Henry Blodget’s Illustrated 2013 Travelogue of Flying in Coach on a Long International Flight

Andrew Leonard, writing for Salon back in 2013:

The first thing wrong with the stupidest article to be posted to the Internet in the year 2013 — and possibly the entire century — is the title: “I Was Quite Surprised By Some Things On My American Airlines International ‘Economy Class’ Flight.” Even setting aside the high probability that author Henry Blodget, the founder, CEO and editor-in-chief of Business Insider, wrote his account of the mild horrors of nine hours cramped in the cheap seats in order to purposely troll people like me who would ruthlessly mock him and thus drive even more traffic to his site, the low-rent search-engine optimization of Blodget’s headline would still be a crime against journalism.
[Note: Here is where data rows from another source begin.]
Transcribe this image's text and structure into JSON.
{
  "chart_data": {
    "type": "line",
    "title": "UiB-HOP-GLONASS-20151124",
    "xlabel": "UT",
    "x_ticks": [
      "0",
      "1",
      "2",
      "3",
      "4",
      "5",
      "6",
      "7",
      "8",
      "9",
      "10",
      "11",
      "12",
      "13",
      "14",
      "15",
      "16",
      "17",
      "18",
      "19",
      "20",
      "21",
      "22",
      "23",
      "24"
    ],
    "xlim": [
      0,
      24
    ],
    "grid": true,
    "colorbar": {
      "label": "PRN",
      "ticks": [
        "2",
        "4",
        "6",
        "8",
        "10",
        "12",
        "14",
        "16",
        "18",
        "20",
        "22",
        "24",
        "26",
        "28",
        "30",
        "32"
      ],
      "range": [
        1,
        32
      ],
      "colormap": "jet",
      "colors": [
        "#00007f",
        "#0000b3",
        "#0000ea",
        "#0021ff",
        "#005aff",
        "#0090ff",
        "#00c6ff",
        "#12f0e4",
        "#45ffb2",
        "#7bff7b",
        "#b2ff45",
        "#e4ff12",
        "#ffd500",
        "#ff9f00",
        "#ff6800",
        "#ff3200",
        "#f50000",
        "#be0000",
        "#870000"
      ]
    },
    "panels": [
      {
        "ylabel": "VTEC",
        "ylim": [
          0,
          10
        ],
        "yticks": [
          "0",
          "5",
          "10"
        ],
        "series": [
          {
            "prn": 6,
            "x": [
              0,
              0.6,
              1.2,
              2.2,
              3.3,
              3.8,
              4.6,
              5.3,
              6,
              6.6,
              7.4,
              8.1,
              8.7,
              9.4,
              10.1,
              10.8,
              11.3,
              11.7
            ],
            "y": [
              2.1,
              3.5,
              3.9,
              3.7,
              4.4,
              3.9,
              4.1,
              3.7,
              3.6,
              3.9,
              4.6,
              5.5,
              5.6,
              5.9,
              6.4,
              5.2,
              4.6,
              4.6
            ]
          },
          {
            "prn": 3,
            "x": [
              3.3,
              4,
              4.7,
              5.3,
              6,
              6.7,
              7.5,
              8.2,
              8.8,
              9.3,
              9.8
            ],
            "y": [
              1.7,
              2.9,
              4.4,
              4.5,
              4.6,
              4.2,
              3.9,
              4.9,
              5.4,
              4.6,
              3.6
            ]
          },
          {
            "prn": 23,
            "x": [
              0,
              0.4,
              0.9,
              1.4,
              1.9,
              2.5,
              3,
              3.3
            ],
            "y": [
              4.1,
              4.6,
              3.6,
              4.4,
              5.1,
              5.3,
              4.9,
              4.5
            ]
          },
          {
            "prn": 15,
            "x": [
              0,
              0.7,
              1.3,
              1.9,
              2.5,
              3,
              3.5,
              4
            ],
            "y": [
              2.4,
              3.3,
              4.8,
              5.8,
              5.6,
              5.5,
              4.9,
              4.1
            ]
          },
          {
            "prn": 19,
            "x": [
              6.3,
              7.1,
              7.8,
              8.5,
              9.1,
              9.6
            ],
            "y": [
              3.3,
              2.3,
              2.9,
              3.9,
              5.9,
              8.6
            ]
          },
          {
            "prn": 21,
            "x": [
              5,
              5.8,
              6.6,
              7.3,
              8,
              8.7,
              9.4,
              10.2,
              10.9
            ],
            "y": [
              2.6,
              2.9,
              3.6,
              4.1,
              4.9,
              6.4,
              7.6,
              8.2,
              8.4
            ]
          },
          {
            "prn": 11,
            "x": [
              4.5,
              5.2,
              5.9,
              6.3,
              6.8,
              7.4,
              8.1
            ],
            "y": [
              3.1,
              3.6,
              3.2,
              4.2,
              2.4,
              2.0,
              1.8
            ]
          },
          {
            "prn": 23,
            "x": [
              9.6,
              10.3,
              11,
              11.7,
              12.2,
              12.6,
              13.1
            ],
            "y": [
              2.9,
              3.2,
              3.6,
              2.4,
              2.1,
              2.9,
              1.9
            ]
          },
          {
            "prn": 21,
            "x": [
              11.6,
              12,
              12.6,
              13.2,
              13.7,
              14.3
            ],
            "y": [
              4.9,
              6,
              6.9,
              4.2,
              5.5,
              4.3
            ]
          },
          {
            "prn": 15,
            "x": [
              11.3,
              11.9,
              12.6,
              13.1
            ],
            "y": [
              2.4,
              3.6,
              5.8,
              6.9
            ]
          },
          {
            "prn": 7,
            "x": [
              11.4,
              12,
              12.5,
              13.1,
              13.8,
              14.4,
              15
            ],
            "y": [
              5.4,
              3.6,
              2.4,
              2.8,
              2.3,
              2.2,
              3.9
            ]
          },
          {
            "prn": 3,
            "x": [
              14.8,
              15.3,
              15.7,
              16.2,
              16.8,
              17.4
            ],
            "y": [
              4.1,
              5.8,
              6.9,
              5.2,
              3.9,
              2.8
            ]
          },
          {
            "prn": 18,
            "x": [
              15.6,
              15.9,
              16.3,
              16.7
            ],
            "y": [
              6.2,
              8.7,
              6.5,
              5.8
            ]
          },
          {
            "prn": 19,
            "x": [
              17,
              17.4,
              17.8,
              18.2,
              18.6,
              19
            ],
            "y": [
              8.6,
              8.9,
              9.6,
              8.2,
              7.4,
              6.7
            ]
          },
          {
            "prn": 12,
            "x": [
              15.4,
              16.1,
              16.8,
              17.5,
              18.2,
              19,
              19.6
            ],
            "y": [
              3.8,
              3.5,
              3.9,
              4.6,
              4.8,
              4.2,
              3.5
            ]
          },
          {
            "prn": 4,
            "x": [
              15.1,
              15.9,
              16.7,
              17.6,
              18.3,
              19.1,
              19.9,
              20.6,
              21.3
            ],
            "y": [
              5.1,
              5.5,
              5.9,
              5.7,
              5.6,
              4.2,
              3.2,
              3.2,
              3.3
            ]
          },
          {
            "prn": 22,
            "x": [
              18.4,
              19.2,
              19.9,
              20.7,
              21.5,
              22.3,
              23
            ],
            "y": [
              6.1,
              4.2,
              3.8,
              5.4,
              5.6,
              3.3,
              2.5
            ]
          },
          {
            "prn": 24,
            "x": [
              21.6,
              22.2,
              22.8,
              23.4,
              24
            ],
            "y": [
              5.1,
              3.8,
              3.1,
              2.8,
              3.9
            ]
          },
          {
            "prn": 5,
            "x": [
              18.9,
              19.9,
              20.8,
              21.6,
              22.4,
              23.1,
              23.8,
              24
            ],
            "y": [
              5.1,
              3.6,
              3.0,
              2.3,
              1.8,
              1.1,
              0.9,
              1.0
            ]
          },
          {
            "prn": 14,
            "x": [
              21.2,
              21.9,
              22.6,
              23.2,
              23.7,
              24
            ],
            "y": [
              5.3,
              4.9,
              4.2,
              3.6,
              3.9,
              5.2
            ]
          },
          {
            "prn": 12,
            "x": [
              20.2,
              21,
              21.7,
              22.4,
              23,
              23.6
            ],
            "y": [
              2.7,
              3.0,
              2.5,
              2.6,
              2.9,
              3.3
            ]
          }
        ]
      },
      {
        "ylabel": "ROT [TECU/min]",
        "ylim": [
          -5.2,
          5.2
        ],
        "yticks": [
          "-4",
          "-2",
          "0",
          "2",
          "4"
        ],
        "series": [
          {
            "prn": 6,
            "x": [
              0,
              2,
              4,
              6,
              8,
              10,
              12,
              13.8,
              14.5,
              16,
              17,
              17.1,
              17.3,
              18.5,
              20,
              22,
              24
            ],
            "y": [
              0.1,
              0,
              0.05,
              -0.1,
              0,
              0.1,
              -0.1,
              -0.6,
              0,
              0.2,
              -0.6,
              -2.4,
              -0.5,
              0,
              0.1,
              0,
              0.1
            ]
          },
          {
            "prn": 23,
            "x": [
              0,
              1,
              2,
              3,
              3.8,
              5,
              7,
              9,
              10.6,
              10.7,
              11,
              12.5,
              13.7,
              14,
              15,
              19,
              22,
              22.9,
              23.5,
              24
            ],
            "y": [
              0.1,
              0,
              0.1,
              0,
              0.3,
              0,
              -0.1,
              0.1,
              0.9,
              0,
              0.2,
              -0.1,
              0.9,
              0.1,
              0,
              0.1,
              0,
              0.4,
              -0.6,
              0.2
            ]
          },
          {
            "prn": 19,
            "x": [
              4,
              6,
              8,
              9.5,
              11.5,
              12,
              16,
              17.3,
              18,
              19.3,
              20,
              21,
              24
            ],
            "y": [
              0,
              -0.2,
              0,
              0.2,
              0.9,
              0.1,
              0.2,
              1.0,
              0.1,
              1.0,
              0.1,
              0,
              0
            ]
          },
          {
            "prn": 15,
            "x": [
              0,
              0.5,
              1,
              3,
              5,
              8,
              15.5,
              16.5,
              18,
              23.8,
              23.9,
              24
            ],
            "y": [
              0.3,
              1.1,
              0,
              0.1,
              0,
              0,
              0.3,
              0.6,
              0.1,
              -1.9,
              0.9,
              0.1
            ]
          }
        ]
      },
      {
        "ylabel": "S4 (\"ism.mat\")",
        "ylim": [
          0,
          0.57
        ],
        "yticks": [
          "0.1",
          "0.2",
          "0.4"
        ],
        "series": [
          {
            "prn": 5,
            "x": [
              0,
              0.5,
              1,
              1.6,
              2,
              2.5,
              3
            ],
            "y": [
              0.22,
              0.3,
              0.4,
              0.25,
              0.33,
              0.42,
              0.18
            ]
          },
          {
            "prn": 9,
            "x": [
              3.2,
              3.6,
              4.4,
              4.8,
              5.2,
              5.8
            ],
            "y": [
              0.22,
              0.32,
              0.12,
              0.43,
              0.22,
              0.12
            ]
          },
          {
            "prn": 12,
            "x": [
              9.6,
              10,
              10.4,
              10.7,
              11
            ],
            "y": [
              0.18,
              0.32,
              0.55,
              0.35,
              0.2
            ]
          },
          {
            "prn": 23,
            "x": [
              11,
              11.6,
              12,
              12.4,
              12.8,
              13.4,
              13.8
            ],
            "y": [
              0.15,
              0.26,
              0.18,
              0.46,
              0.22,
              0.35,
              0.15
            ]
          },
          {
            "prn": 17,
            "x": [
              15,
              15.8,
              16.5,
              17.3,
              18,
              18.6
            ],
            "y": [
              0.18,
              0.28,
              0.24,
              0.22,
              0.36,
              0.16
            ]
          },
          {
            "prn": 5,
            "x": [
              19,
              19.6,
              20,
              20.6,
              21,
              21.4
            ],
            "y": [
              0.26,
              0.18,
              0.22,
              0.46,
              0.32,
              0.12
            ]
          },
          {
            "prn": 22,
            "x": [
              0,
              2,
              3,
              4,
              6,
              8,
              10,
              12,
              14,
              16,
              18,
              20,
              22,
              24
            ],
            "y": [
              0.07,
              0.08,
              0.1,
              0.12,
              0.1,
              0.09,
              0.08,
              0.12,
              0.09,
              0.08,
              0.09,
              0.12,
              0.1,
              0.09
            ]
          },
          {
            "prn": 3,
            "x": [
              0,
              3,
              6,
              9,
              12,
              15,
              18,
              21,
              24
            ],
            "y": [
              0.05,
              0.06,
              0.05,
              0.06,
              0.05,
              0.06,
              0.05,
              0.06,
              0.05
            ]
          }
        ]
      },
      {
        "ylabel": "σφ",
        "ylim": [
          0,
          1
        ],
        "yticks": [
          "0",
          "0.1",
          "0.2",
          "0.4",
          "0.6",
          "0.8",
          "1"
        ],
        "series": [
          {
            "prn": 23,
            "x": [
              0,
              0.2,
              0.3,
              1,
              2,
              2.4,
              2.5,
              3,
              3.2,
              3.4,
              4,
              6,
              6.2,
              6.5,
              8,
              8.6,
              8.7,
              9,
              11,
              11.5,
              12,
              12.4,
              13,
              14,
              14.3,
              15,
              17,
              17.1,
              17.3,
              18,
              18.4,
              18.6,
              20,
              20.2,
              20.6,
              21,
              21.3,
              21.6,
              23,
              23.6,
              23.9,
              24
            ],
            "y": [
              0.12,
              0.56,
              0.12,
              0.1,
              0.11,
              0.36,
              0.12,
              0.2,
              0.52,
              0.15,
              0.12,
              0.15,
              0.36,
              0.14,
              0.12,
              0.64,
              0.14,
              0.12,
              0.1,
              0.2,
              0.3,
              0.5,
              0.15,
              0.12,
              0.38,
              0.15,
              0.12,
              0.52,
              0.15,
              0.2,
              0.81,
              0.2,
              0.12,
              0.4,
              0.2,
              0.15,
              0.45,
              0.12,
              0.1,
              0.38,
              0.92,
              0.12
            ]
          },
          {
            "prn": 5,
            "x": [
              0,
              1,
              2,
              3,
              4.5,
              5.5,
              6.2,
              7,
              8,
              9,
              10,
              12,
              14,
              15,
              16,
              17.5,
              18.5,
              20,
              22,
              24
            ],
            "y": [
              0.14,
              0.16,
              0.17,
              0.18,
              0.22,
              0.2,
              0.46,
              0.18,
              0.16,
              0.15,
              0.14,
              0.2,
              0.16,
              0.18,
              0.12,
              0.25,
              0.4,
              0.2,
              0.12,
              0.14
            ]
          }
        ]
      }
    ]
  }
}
Blodget’s made many mistakes in the past, not least the dot-com boom-era stock hyping escapades that got him banned from the securities industry for life, but this inane tale of 34,000-feet-high horror marks a new low. The man should now be denied access to a keyboard for life, or until the heat death of the universe, whichever comes first.

My working theory has always been that both things can be true: Henry Blodget really is an idiotic jackass and he’s actually clever at crafting clickbait stories. One of Blodget’s complaints is that his laptop died after 3 hours, and he didn’t bring anything to read, leaving him 5 hours with nothing to do. I’m only slightly exaggerating when I say I’d be more likely to jump out of an airplane without a parachute than I would be to board a flight without plenty of stuff to read.